2023-03-16T19:09:48.575 runner[6dba3c3b] yyz [info] Shutting down virtual machine
2023-03-16T19:09:48.756 app[6dba3c3b] yyz [info] Sending signal SIGINT to main child process w/ PID 528
2023-03-16T19:09:48.762 app[6dba3c3b] yyz [info] 2023-03-16T15:09:48-04:00 [SERVER] INFO: Shutdown requested
2023-03-16T19:09:48.762 app[6dba3c3b] yyz [info] 2023-03-16T15:09:48-04:00 [SERVER] INFO: Called signal: SIGINT
2023-03-16T19:09:48.763 app[6dba3c3b] yyz [info] 2023-03-16T15:09:48-04:00 [SERVER] INFO: Stopping all monitors
2023-03-16T19:09:50.767 app[6dba3c3b] yyz [info] 2023-03-16T15:09:50-04:00 [DB] INFO: Closing the database
2023-03-16T19:09:52.785 app[6dba3c3b] yyz [info] 2023-03-16T15:09:52-04:00 [DB] INFO: SQLite closed
2023-03-16T19:09:52.787 app[6dba3c3b] yyz [info] 2023-03-16T15:09:52-04:00 [CLOUDFLARED] INFO: Stop cloudflared
2023-03-16T19:09:52.789 app[6dba3c3b] yyz [info] 2023-03-16T15:09:52-04:00 [SERVER] INFO: Graceful shutdown successful!
2023-03-16T19:09:53.463 app[6dba3c3b] yyz [info] Starting clean up.
2023-03-16T19:09:53.463 app[6dba3c3b] yyz [info] Umounting /dev/vdc from /app/data

Here are the last lines in the log for the other app:

2023-03-16T19:09:50.928 runner[23a22887] yyz [info] Shutting down virtual machine
2023-03-16T19:09:50.981 app[23a22887] yyz [info] Sending signal SIGINT to main child process w/ PID 528
2023-03-16T19:09:51.084 app[23a22887] yyz [info] [INFO 2023-03-16 19:09:51] Server is shutting down
2023-03-16T19:09:51.255 app[23a22887] yyz [info] Starting clean up.
2023-03-16T19:09:51.255 app[23a22887] yyz [info] Umounting /dev/vdc from /app/data

The other app is also in a Pending state.

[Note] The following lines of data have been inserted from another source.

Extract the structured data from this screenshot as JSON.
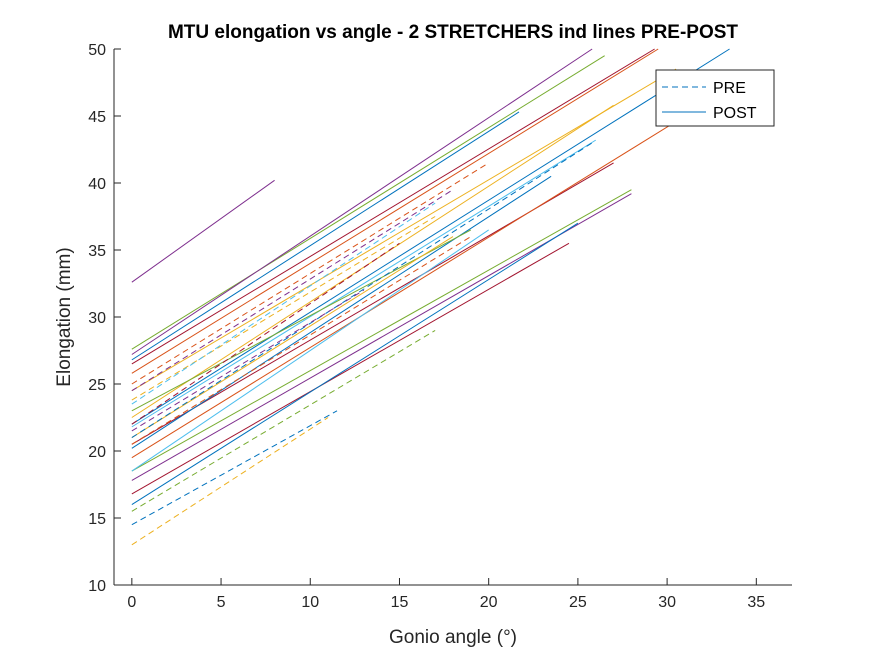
{
  "chart_data": {
    "type": "line",
    "title": "MTU elongation vs angle - 2 STRETCHERS ind lines PRE-POST",
    "xlabel": "Gonio angle (°)",
    "ylabel": "Elongation (mm)",
    "xlim": [
      -1,
      37
    ],
    "ylim": [
      10,
      50
    ],
    "xticks": [
      0,
      5,
      10,
      15,
      20,
      25,
      30,
      35
    ],
    "yticks": [
      10,
      15,
      20,
      25,
      30,
      35,
      40,
      45,
      50
    ],
    "grid": false,
    "legend": {
      "position": "top-right",
      "entries": [
        {
          "label": "PRE",
          "style": "dashed"
        },
        {
          "label": "POST",
          "style": "solid"
        }
      ]
    },
    "colors": [
      "#0072BD",
      "#D95319",
      "#EDB120",
      "#7E2F8E",
      "#77AC30",
      "#4DBEEE",
      "#A2142F"
    ],
    "series": [
      {
        "group": "POST",
        "color": "#7E2F8E",
        "x": [
          0,
          8
        ],
        "y": [
          32.6,
          40.2
        ]
      },
      {
        "group": "POST",
        "color": "#77AC30",
        "x": [
          0,
          26.5
        ],
        "y": [
          27.6,
          49.5
        ]
      },
      {
        "group": "POST",
        "color": "#7E2F8E",
        "x": [
          0,
          25.8
        ],
        "y": [
          27.2,
          50
        ]
      },
      {
        "group": "POST",
        "color": "#A2142F",
        "x": [
          0,
          29.3
        ],
        "y": [
          26.5,
          50
        ]
      },
      {
        "group": "POST",
        "color": "#0072BD",
        "x": [
          0,
          21.7
        ],
        "y": [
          26.8,
          45.3
        ]
      },
      {
        "group": "POST",
        "color": "#D95319",
        "x": [
          0,
          29.5
        ],
        "y": [
          25.8,
          50
        ]
      },
      {
        "group": "POST",
        "color": "#EDB120",
        "x": [
          0,
          30.5
        ],
        "y": [
          24.5,
          48.5
        ]
      },
      {
        "group": "POST",
        "color": "#0072BD",
        "x": [
          0,
          33.5
        ],
        "y": [
          22.0,
          50
        ]
      },
      {
        "group": "POST",
        "color": "#EDB120",
        "x": [
          0,
          27
        ],
        "y": [
          22.5,
          45.8
        ]
      },
      {
        "group": "POST",
        "color": "#4DBEEE",
        "x": [
          0,
          26
        ],
        "y": [
          21.8,
          43.2
        ]
      },
      {
        "group": "POST",
        "color": "#A2142F",
        "x": [
          0,
          27
        ],
        "y": [
          20.5,
          41.5
        ]
      },
      {
        "group": "POST",
        "color": "#D95319",
        "x": [
          0,
          31
        ],
        "y": [
          19.5,
          45
        ]
      },
      {
        "group": "POST",
        "color": "#0072BD",
        "x": [
          0,
          23.5
        ],
        "y": [
          20.2,
          40.5
        ]
      },
      {
        "group": "POST",
        "color": "#77AC30",
        "x": [
          0,
          28
        ],
        "y": [
          18.5,
          39.5
        ]
      },
      {
        "group": "POST",
        "color": "#7E2F8E",
        "x": [
          0,
          28
        ],
        "y": [
          17.8,
          39.2
        ]
      },
      {
        "group": "POST",
        "color": "#A2142F",
        "x": [
          0,
          24.5
        ],
        "y": [
          16.8,
          35.5
        ]
      },
      {
        "group": "POST",
        "color": "#0072BD",
        "x": [
          0,
          25
        ],
        "y": [
          16.0,
          37.0
        ]
      },
      {
        "group": "POST",
        "color": "#77AC30",
        "x": [
          0,
          19
        ],
        "y": [
          23.0,
          36.5
        ]
      },
      {
        "group": "POST",
        "color": "#4DBEEE",
        "x": [
          0,
          20
        ],
        "y": [
          18.5,
          36.5
        ]
      },
      {
        "group": "POST",
        "color": "#EDB120",
        "x": [
          0,
          18
        ],
        "y": [
          21.0,
          36.0
        ]
      },
      {
        "group": "PRE",
        "color": "#D95319",
        "x": [
          0,
          20
        ],
        "y": [
          25.0,
          41.5
        ]
      },
      {
        "group": "PRE",
        "color": "#7E2F8E",
        "x": [
          0,
          18
        ],
        "y": [
          24.5,
          39.5
        ]
      },
      {
        "group": "PRE",
        "color": "#EDB120",
        "x": [
          0,
          17
        ],
        "y": [
          23.8,
          37.5
        ]
      },
      {
        "group": "PRE",
        "color": "#0072BD",
        "x": [
          0,
          25.8
        ],
        "y": [
          21.0,
          43.0
        ]
      },
      {
        "group": "PRE",
        "color": "#4DBEEE",
        "x": [
          0,
          17
        ],
        "y": [
          23.5,
          38.5
        ]
      },
      {
        "group": "PRE",
        "color": "#A2142F",
        "x": [
          0,
          15
        ],
        "y": [
          22.0,
          35.5
        ]
      },
      {
        "group": "PRE",
        "color": "#D95319",
        "x": [
          0,
          19
        ],
        "y": [
          20.5,
          36.0
        ]
      },
      {
        "group": "PRE",
        "color": "#0072BD",
        "x": [
          0,
          11.5
        ],
        "y": [
          14.5,
          23.0
        ]
      },
      {
        "group": "PRE",
        "color": "#77AC30",
        "x": [
          0,
          17
        ],
        "y": [
          15.5,
          29.0
        ]
      },
      {
        "group": "PRE",
        "color": "#EDB120",
        "x": [
          0,
          11
        ],
        "y": [
          13.0,
          22.5
        ]
      },
      {
        "group": "PRE",
        "color": "#7E2F8E",
        "x": [
          0,
          13
        ],
        "y": [
          21.5,
          32.0
        ]
      }
    ]
  }
}
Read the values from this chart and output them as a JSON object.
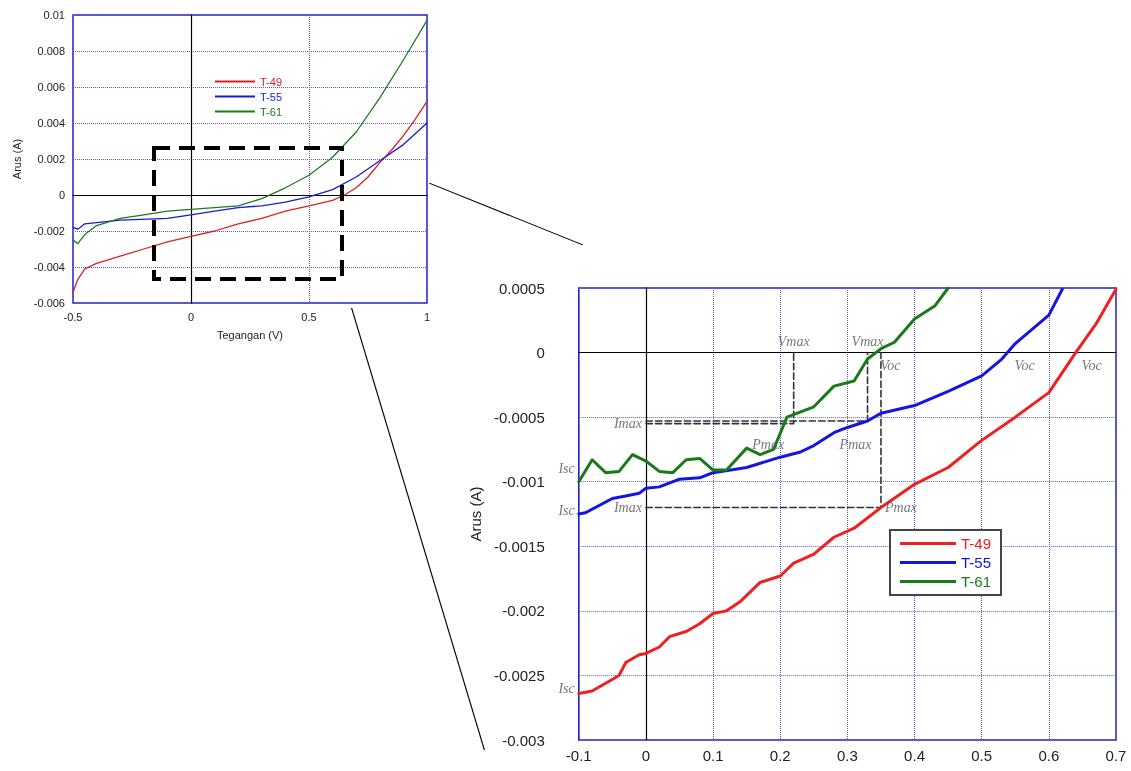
{
  "chart_data": [
    {
      "type": "line",
      "xlabel": "Tegangan (V)",
      "ylabel": "Arus (A)",
      "xlim": [
        -0.5,
        1
      ],
      "xticks": [
        -0.5,
        0,
        0.5,
        1
      ],
      "ylim": [
        -0.006,
        0.01
      ],
      "yticks": [
        -0.006,
        -0.004,
        -0.002,
        0,
        0.002,
        0.004,
        0.006,
        0.008,
        0.01
      ],
      "grid": true,
      "legend": "top",
      "line_style": "solid",
      "marker": "none",
      "series": [
        {
          "name": "T-49",
          "color": "#e02020",
          "x": [
            -0.5,
            -0.48,
            -0.45,
            -0.4,
            -0.3,
            -0.2,
            -0.1,
            0,
            0.1,
            0.2,
            0.3,
            0.4,
            0.5,
            0.6,
            0.65,
            0.7,
            0.75,
            0.8,
            0.85,
            0.9,
            0.95,
            1
          ],
          "values": [
            -0.0054,
            -0.0047,
            -0.0041,
            -0.0038,
            -0.0034,
            -0.003,
            -0.0026,
            -0.0023,
            -0.002,
            -0.0016,
            -0.0013,
            -0.0009,
            -0.0006,
            -0.0003,
            0,
            0.0004,
            0.001,
            0.0018,
            0.0025,
            0.0033,
            0.0042,
            0.0052
          ]
        },
        {
          "name": "T-55",
          "color": "#1a1ad8",
          "x": [
            -0.5,
            -0.48,
            -0.45,
            -0.3,
            -0.1,
            0,
            0.1,
            0.2,
            0.3,
            0.4,
            0.5,
            0.6,
            0.7,
            0.8,
            0.9,
            1
          ],
          "values": [
            -0.0018,
            -0.0019,
            -0.0016,
            -0.0014,
            -0.0013,
            -0.0011,
            -0.0009,
            -0.0007,
            -0.0006,
            -0.0004,
            -0.0001,
            0.0003,
            0.001,
            0.0019,
            0.0028,
            0.004
          ]
        },
        {
          "name": "T-61",
          "color": "#1e7a1e",
          "x": [
            -0.5,
            -0.48,
            -0.45,
            -0.4,
            -0.3,
            -0.2,
            -0.1,
            0,
            0.1,
            0.2,
            0.3,
            0.4,
            0.5,
            0.6,
            0.7,
            0.8,
            0.9,
            1
          ],
          "values": [
            -0.0025,
            -0.0027,
            -0.0022,
            -0.0017,
            -0.0013,
            -0.0011,
            -0.0009,
            -0.0008,
            -0.0007,
            -0.0006,
            -0.0002,
            0.0004,
            0.0011,
            0.0021,
            0.0035,
            0.0054,
            0.0075,
            0.0097
          ]
        }
      ]
    },
    {
      "type": "line",
      "ylabel": "Arus (A)",
      "xlim": [
        -0.1,
        0.7
      ],
      "xticks": [
        -0.1,
        0,
        0.1,
        0.2,
        0.3,
        0.4,
        0.5,
        0.6,
        0.7
      ],
      "ylim": [
        -0.003,
        0.0005
      ],
      "yticks": [
        -0.003,
        -0.0025,
        -0.002,
        -0.0015,
        -0.001,
        -0.0005,
        0,
        0.0005
      ],
      "grid": true,
      "legend": "right",
      "line_style": "solid",
      "marker": "none",
      "annotations": [
        {
          "text": "Vmax",
          "x": 0.22,
          "y": 0
        },
        {
          "text": "Vmax",
          "x": 0.33,
          "y": 0
        },
        {
          "text": "Imax",
          "x": 0,
          "y": -0.00055
        },
        {
          "text": "Imax",
          "x": 0,
          "y": -0.0012
        },
        {
          "text": "Isc",
          "x": -0.1,
          "y": -0.0009
        },
        {
          "text": "Isc",
          "x": -0.1,
          "y": -0.00122
        },
        {
          "text": "Isc",
          "x": -0.1,
          "y": -0.0026
        },
        {
          "text": "Pmax",
          "x": 0.2,
          "y": -0.00058
        },
        {
          "text": "Pmax",
          "x": 0.33,
          "y": -0.00058
        },
        {
          "text": "Pmax",
          "x": 0.35,
          "y": -0.0012
        },
        {
          "text": "Voc",
          "x": 0.34,
          "y": 0
        },
        {
          "text": "Voc",
          "x": 0.54,
          "y": 0
        },
        {
          "text": "Voc",
          "x": 0.64,
          "y": 0
        }
      ],
      "series": [
        {
          "name": "T-49",
          "color": "#ee2020",
          "x": [
            -0.1,
            -0.08,
            -0.06,
            -0.04,
            -0.03,
            -0.01,
            0,
            0.02,
            0.035,
            0.06,
            0.08,
            0.1,
            0.12,
            0.14,
            0.17,
            0.2,
            0.22,
            0.25,
            0.28,
            0.31,
            0.35,
            0.4,
            0.45,
            0.5,
            0.55,
            0.6,
            0.64,
            0.67,
            0.7
          ],
          "values": [
            -0.00264,
            -0.00262,
            -0.00256,
            -0.0025,
            -0.0024,
            -0.00234,
            -0.00233,
            -0.00228,
            -0.0022,
            -0.00216,
            -0.0021,
            -0.00202,
            -0.002,
            -0.00193,
            -0.00178,
            -0.00173,
            -0.00163,
            -0.00156,
            -0.00143,
            -0.00136,
            -0.0012,
            -0.00102,
            -0.00089,
            -0.00068,
            -0.0005,
            -0.00031,
            0,
            0.00022,
            0.00049
          ]
        },
        {
          "name": "T-55",
          "color": "#1515e0",
          "x": [
            -0.1,
            -0.09,
            -0.05,
            -0.03,
            -0.01,
            0,
            0.02,
            0.05,
            0.08,
            0.1,
            0.15,
            0.2,
            0.23,
            0.25,
            0.28,
            0.3,
            0.33,
            0.35,
            0.4,
            0.45,
            0.5,
            0.53,
            0.55,
            0.6,
            0.62
          ],
          "values": [
            -0.00125,
            -0.00124,
            -0.00113,
            -0.00111,
            -0.00109,
            -0.00105,
            -0.00104,
            -0.00098,
            -0.00097,
            -0.00093,
            -0.00089,
            -0.00081,
            -0.00077,
            -0.00072,
            -0.00062,
            -0.00058,
            -0.00053,
            -0.00047,
            -0.00041,
            -0.0003,
            -0.00018,
            -5e-05,
            7e-05,
            0.00029,
            0.00049
          ]
        },
        {
          "name": "T-61",
          "color": "#1a7a1a",
          "x": [
            -0.1,
            -0.08,
            -0.06,
            -0.04,
            -0.02,
            0,
            0.02,
            0.04,
            0.06,
            0.08,
            0.1,
            0.12,
            0.15,
            0.17,
            0.19,
            0.21,
            0.25,
            0.28,
            0.31,
            0.33,
            0.35,
            0.37,
            0.4,
            0.43,
            0.45
          ],
          "values": [
            -0.001,
            -0.00083,
            -0.00093,
            -0.00092,
            -0.00079,
            -0.00084,
            -0.00092,
            -0.00093,
            -0.00083,
            -0.00082,
            -0.00091,
            -0.00091,
            -0.00074,
            -0.00079,
            -0.00075,
            -0.0005,
            -0.00042,
            -0.00026,
            -0.00022,
            -5e-05,
            3e-05,
            8e-05,
            0.00026,
            0.00036,
            0.0005
          ]
        },
        {
          "color": "#333333",
          "line_style": "dashed",
          "x": [
            0,
            0.22,
            0.22
          ],
          "values": [
            -0.00055,
            -0.00055,
            0
          ]
        },
        {
          "color": "#333333",
          "line_style": "dashed",
          "x": [
            0,
            0.33,
            0.33
          ],
          "values": [
            -0.00053,
            -0.00053,
            0
          ]
        },
        {
          "color": "#333333",
          "line_style": "dashed",
          "x": [
            0,
            0.35,
            0.35
          ],
          "values": [
            -0.0012,
            -0.0012,
            0
          ]
        }
      ]
    }
  ]
}
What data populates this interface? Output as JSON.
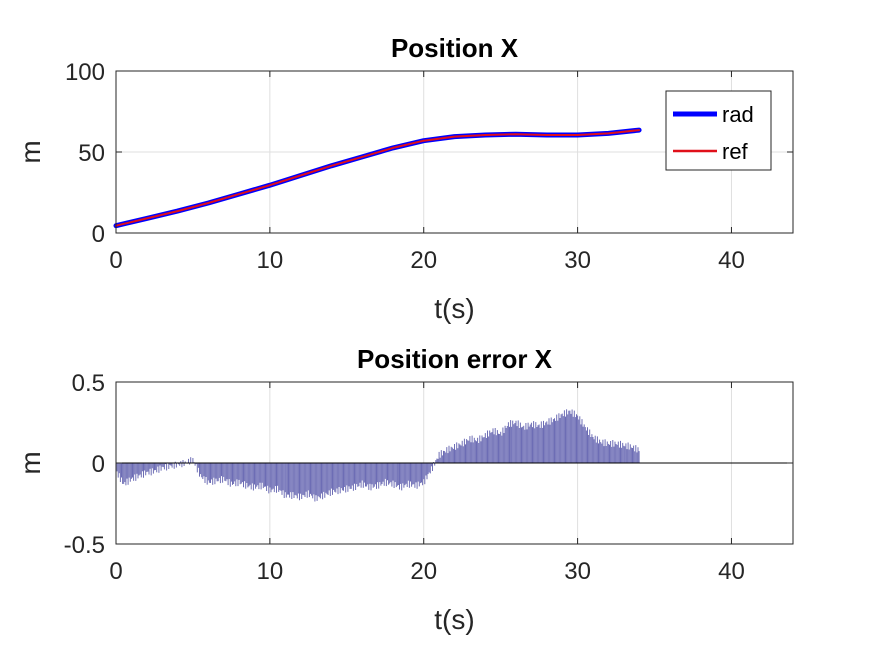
{
  "chart_data": [
    {
      "type": "line",
      "title": "Position X",
      "xlabel": "t(s)",
      "ylabel": "m",
      "xlim": [
        0,
        44
      ],
      "ylim": [
        0,
        100
      ],
      "xticks": [
        "0",
        "10",
        "20",
        "30",
        "40"
      ],
      "yticks": [
        "0",
        "50",
        "100"
      ],
      "grid": true,
      "legend": "top-right",
      "series": [
        {
          "name": "rad",
          "color": "#0000ff",
          "x": [
            0,
            2,
            4,
            6,
            8,
            10,
            12,
            14,
            16,
            18,
            20,
            22,
            24,
            26,
            28,
            30,
            32,
            34
          ],
          "y": [
            4.5,
            9,
            13.5,
            18.5,
            24,
            29.5,
            35.5,
            41.5,
            47,
            52.5,
            57,
            59.5,
            60.5,
            61,
            60.5,
            60.5,
            61.5,
            63.5
          ]
        },
        {
          "name": "ref",
          "color": "#e0101a",
          "x": [
            0,
            2,
            4,
            6,
            8,
            10,
            12,
            14,
            16,
            18,
            20,
            22,
            24,
            26,
            28,
            30,
            32,
            34
          ],
          "y": [
            4.5,
            9,
            13.5,
            18.5,
            24,
            29.5,
            35.5,
            41.5,
            47,
            52.5,
            57,
            59.5,
            60.5,
            61,
            60.5,
            60.5,
            61.5,
            63.5
          ]
        }
      ]
    },
    {
      "type": "bar",
      "title": "Position error X",
      "xlabel": "t(s)",
      "ylabel": "m",
      "xlim": [
        0,
        44
      ],
      "ylim": [
        -0.5,
        0.5
      ],
      "xticks": [
        "0",
        "10",
        "20",
        "30",
        "40"
      ],
      "yticks": [
        "-0.5",
        "0",
        "0.5"
      ],
      "grid": true,
      "bar_color": "#6d6db5",
      "series": [
        {
          "x": [
            0,
            0.5,
            1,
            1.5,
            2,
            2.5,
            3,
            3.5,
            4,
            4.5,
            5,
            5.5,
            6,
            6.5,
            7,
            7.5,
            8,
            8.5,
            9,
            9.5,
            10,
            10.5,
            11,
            11.5,
            12,
            12.5,
            13,
            13.5,
            14,
            14.5,
            15,
            15.5,
            16,
            16.5,
            17,
            17.5,
            18,
            18.5,
            19,
            19.5,
            20,
            20.5,
            21,
            21.5,
            22,
            22.5,
            23,
            23.5,
            24,
            24.5,
            25,
            25.5,
            26,
            26.5,
            27,
            27.5,
            28,
            28.5,
            29,
            29.5,
            30,
            30.5,
            31,
            31.5,
            32,
            32.5,
            33,
            33.5,
            34
          ],
          "values": [
            -0.05,
            -0.13,
            -0.1,
            -0.08,
            -0.06,
            -0.05,
            -0.03,
            -0.02,
            -0.01,
            0.0,
            0.02,
            -0.08,
            -0.12,
            -0.11,
            -0.1,
            -0.13,
            -0.12,
            -0.14,
            -0.15,
            -0.14,
            -0.17,
            -0.16,
            -0.2,
            -0.2,
            -0.21,
            -0.19,
            -0.22,
            -0.2,
            -0.18,
            -0.17,
            -0.16,
            -0.15,
            -0.13,
            -0.15,
            -0.14,
            -0.12,
            -0.13,
            -0.15,
            -0.13,
            -0.14,
            -0.12,
            -0.04,
            0.05,
            0.08,
            0.1,
            0.12,
            0.15,
            0.14,
            0.17,
            0.2,
            0.18,
            0.24,
            0.25,
            0.22,
            0.24,
            0.23,
            0.25,
            0.27,
            0.3,
            0.32,
            0.29,
            0.22,
            0.16,
            0.13,
            0.12,
            0.12,
            0.11,
            0.1,
            0.08
          ]
        }
      ]
    }
  ]
}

Both apps came back up at 5:36p Eastern time.

1 Like

@senyo True, though unless I’m mistaken, that’s the one app that didn’t go down today.

1 Like

Thanks for the replies everyone. All my apps are back online now; I hope yours are soon, if they aren’t already.

since yesterday: Testing local Docker instance… Nope

This topic was automatically closed 7 days after the last reply. New replies are no longer allowed.